January, 17, 2019, Sunnyvale--ハーバード・工学/応用科学スクール(SEAS)の研究者は、新しい集積フォトニクスプラットフォームを開発した。これは、光を蓄積し、IC内でその周波数(色)を電気的にコントロールできる。
プラットフォームは、原子系からヒントを得ており、アプリケーションの幅は広く、フォトニック量子情報処理、光信号処理、マイクロ波フォトニクスなど。
「チップ上でプログラマブルに光周波数を変えるためにマイクロ波を使うのはこれが初めてである。多くの量子フォトニックおよび古典的なオプティクスアプリケーションは、光周波数シフトを必要とするが、これは難しかった。われわれは、制御可能な方式で周波数を変えるだけでなく、この新しい機能を使って、光を蓄積し、オンデマンドで読み出せることを示した、これは以前にはできなかったことである」と、前SEAS応用物理ポスドクフェロー、ハーバードからのスタートアップ、HyperLight社CEO、Mian Zhangは説明している。

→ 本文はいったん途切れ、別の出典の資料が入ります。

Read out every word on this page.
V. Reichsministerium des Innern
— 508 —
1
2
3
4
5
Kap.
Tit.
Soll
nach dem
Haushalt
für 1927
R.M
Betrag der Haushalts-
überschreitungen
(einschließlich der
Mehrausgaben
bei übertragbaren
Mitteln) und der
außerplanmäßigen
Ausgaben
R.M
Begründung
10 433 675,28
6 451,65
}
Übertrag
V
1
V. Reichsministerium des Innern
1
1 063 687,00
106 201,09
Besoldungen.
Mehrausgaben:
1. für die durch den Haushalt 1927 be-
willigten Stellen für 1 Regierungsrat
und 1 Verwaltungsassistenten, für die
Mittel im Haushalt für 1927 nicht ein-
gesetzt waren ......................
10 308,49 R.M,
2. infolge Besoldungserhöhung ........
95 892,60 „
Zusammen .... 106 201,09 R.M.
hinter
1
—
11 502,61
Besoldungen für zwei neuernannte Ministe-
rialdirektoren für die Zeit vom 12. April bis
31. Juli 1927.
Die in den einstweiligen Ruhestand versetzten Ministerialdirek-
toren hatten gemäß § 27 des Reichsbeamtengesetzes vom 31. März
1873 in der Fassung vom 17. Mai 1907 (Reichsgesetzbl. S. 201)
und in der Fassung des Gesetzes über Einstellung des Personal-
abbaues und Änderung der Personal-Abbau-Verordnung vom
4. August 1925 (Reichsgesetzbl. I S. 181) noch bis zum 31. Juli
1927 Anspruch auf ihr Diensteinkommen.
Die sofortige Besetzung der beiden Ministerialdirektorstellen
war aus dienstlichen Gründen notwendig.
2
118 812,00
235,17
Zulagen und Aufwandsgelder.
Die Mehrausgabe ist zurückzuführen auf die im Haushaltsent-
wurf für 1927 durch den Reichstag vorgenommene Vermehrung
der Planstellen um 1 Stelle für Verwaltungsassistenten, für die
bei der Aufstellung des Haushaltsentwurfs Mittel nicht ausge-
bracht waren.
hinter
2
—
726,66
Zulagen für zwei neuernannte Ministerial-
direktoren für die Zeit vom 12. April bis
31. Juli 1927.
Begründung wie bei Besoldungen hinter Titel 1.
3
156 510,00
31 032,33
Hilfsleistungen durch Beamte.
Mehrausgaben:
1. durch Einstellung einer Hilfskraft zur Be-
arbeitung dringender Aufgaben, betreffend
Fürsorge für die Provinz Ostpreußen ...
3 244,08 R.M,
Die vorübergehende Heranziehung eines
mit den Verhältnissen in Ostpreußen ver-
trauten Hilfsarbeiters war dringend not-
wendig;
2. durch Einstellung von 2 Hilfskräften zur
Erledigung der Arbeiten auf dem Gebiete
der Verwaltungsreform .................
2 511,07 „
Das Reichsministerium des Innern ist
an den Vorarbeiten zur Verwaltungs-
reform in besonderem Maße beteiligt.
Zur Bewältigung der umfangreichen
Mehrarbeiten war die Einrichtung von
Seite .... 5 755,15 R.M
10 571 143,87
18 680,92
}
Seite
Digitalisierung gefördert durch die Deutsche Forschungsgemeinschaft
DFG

研究成果は、Nature Photonicsに発表されている。
マイクロ波信号は、ワイヤレス通信では至る所に存在するが、フォトンと相互作用するには弱すぎると研究者は考えた。これは、電気工学、Tiantsai Lin教授、Marko Loncarが指導するSEAS研究チームが、強い電気光学(EO)特性を持つ材料、リチウムナイオベート(LN)を使って高性能光マイクロ構造を作製する技術を開発する前のことであった。
研究チームは、以前に、リチウムナイオベートナノ導波路で、光を極めて低損失伝搬でき、オンチップLN変調器で光強度を制御できることを実証した。最新の研究では、これらの技術を統合してさらに開発を進め、分子状のシステムを作製し、この新しいプラットフォームを使ってチップ上で光の周波数と位相を精密制御した。
「低光損失と強い電気光学(EO)非線形性を持つ、LNのこの固有の特性により、われわれはプログラマブルEOシステムで光の動的制御ができる。これは、光とマイクロ波信号処理のためのプログラマブルフィルタの開発につながり、電波天文学、レーダ技術などにアプリケーションが考えられる」と香港市城大学准教授、Cheng Wangは話している。
研究チームによると、次の目標は、同じアーキテクチャを利用して、さらに低損失の光導波路とマイクロ波回路の開発である。このアーキテクチャは、さらなる高効率を可能にし、究極的には、マイクロ波と光フォトンの量子的リンクを実現する。
「マイクロ波と光フォトンのエネルギーは、5桁の差があるが、われわれのシステムは、一度に1フォトンで、このギャップをほぼ100%の効率でブリッジする。これにより、量子クラウドの実現が可能になる。安全な光通信チャネルで接続された分散量子コンピュータネットワークである」とLoncarは話している。